Noel Desenfans and Sir Francis Bourgeois
Informally lounging on a striped settee are two of the founders of Dulwich Picture Gallery: the artist Francis Bourgeois (1753-1811) and the art dealer Noel Desenfans (1741-1807). Bourgeois slouches back, eyes closed and arms folded, while Desenfans appears eagerly engaged in conversation, one foot propped on a footstool and the other on the sofa cushion. As his assured posture here suggests, Desenfans was a larger-than-life character within the London art world. This scene has been described as showing Desenfans and Bourgeois crossing the English Channel to France. They did, after all, foster strong connections with the French art market through which means they acquired many key paintings in the Dulwich Picture Gallery collection. However, it is more likely that the pair are depicted here in their home at Charlotte Street (today, Hallam Street) in London. Their collection was displayed floor-to-ceiling throughout the house, and artists – like the watercolourist Paul Sandby (1730/1-1809) – were invited to visit.

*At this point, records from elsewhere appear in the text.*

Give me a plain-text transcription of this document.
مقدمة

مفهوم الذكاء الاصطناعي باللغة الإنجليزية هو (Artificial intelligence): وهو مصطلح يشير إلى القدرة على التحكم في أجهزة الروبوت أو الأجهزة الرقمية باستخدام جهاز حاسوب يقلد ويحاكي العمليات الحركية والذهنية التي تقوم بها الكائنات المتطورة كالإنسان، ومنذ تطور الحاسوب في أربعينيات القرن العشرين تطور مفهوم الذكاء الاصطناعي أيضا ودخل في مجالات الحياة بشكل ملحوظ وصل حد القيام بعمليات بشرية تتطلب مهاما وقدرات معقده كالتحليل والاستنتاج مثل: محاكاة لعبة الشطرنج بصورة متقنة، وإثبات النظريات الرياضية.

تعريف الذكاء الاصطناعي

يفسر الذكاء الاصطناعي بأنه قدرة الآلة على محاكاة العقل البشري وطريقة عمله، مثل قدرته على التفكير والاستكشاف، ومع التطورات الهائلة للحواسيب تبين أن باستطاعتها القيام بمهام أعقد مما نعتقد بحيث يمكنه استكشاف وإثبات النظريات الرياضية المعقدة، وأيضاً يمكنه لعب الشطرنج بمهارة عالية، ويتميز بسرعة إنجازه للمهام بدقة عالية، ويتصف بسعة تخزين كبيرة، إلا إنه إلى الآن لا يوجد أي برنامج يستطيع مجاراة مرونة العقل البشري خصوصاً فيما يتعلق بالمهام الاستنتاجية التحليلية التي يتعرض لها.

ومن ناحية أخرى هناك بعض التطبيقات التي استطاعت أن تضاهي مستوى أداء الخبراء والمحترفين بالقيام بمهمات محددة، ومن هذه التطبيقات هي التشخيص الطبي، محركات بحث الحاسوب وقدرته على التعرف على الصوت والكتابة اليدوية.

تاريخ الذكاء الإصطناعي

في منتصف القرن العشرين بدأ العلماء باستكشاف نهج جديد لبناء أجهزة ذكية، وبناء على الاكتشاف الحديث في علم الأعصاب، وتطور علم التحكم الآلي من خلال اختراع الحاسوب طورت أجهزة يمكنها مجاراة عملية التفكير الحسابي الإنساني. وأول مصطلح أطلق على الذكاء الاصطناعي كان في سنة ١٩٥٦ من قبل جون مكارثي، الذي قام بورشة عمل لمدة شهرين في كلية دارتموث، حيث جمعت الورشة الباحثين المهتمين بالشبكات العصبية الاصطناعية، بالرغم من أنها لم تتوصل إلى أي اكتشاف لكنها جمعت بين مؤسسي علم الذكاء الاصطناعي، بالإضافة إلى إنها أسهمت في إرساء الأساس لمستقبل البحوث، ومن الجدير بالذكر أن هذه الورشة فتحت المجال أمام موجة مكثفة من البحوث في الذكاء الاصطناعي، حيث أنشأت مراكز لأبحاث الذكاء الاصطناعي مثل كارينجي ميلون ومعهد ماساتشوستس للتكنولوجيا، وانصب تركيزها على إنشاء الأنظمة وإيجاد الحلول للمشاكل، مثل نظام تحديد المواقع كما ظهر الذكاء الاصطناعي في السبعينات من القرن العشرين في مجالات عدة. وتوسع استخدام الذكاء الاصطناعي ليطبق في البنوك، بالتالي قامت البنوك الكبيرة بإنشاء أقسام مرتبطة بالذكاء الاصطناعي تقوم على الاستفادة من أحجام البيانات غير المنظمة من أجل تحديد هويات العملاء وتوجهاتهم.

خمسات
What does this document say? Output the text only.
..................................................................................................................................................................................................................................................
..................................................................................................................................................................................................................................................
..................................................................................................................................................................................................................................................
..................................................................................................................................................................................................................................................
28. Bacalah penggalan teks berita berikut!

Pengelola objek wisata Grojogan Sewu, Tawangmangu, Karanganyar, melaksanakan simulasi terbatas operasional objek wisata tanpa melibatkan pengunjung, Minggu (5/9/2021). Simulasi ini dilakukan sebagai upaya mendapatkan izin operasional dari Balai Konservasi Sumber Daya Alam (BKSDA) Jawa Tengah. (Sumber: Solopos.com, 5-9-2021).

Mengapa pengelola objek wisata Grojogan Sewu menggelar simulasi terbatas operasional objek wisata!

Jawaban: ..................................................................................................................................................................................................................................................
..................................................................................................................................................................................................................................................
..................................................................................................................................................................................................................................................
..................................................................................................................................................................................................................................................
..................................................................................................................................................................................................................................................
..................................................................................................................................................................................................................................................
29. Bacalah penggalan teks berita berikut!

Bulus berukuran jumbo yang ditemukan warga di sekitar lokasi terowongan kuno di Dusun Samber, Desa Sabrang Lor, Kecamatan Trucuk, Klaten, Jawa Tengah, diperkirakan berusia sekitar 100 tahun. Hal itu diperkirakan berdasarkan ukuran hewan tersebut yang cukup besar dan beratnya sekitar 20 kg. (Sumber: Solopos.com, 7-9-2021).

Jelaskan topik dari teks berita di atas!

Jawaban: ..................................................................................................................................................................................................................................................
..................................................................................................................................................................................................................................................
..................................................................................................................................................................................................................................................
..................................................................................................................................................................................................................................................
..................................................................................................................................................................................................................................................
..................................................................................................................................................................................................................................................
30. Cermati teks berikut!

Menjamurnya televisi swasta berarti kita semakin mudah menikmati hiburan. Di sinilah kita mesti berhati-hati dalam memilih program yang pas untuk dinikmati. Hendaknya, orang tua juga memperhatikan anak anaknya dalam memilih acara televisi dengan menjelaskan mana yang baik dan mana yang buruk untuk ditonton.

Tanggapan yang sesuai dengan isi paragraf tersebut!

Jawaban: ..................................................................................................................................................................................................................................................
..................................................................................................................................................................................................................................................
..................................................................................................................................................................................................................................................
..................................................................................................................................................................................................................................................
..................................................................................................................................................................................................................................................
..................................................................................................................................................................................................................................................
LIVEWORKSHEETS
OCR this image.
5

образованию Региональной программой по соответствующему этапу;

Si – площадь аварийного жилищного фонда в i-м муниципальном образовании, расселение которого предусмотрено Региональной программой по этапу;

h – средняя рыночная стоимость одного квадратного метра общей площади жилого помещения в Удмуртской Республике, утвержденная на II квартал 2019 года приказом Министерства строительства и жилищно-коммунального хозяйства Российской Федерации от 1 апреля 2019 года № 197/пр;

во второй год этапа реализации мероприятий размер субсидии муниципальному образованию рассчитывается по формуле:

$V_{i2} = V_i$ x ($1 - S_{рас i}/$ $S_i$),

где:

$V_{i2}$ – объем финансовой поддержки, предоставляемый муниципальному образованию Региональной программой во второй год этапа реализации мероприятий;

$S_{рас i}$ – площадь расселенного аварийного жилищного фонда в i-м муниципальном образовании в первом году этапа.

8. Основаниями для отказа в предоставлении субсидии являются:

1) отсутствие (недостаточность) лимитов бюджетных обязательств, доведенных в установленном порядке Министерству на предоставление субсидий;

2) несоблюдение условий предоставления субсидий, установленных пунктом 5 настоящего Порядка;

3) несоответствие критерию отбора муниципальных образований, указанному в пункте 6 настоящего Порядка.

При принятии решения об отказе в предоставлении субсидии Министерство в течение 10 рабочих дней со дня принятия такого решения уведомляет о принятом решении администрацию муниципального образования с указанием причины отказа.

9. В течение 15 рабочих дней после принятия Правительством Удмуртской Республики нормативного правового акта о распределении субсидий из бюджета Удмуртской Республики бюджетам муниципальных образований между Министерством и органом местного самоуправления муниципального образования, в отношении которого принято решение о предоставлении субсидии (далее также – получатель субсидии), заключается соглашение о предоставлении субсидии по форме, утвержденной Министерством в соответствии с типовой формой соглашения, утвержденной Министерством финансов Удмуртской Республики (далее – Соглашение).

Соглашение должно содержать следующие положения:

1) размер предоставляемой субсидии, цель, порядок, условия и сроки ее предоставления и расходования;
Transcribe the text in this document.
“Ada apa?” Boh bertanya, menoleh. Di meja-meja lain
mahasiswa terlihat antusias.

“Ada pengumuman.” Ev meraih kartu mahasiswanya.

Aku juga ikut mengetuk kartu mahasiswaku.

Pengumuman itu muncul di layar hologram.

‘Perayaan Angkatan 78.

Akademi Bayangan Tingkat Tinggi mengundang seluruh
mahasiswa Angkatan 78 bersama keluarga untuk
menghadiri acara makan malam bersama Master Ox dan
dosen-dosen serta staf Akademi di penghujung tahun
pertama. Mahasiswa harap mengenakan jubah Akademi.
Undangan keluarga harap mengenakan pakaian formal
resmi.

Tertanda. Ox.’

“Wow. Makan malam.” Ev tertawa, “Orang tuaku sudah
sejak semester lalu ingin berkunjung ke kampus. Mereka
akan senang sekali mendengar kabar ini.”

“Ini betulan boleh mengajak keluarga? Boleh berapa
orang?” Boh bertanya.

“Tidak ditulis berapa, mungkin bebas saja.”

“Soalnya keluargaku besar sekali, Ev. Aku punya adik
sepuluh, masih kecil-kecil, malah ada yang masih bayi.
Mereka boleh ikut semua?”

Sandby began his career drawing and painting landscapes in Scotland, contributing to the military mapping of the Highlands after the Jacobite rebellion of 1745. He later moved to London where he took up the post of chief drawing master at the Royal Military Academy in Woolwich. Sandby made great strides in promoting the medium of watercolour by introducing the printing process known as ‘aquatint’ into Britain. Aquatint allowed tonal ranges to be added to a print, making it well-suited to reproducing watercolours for a mass market. Sandby was a founding member of London’s Royal Academy in 1769 and would have known the founders of Dulwich Picture Gallery – not least Francis Bourgeois, who became an associate member of the Academy in 1787, and a full academician in 1793.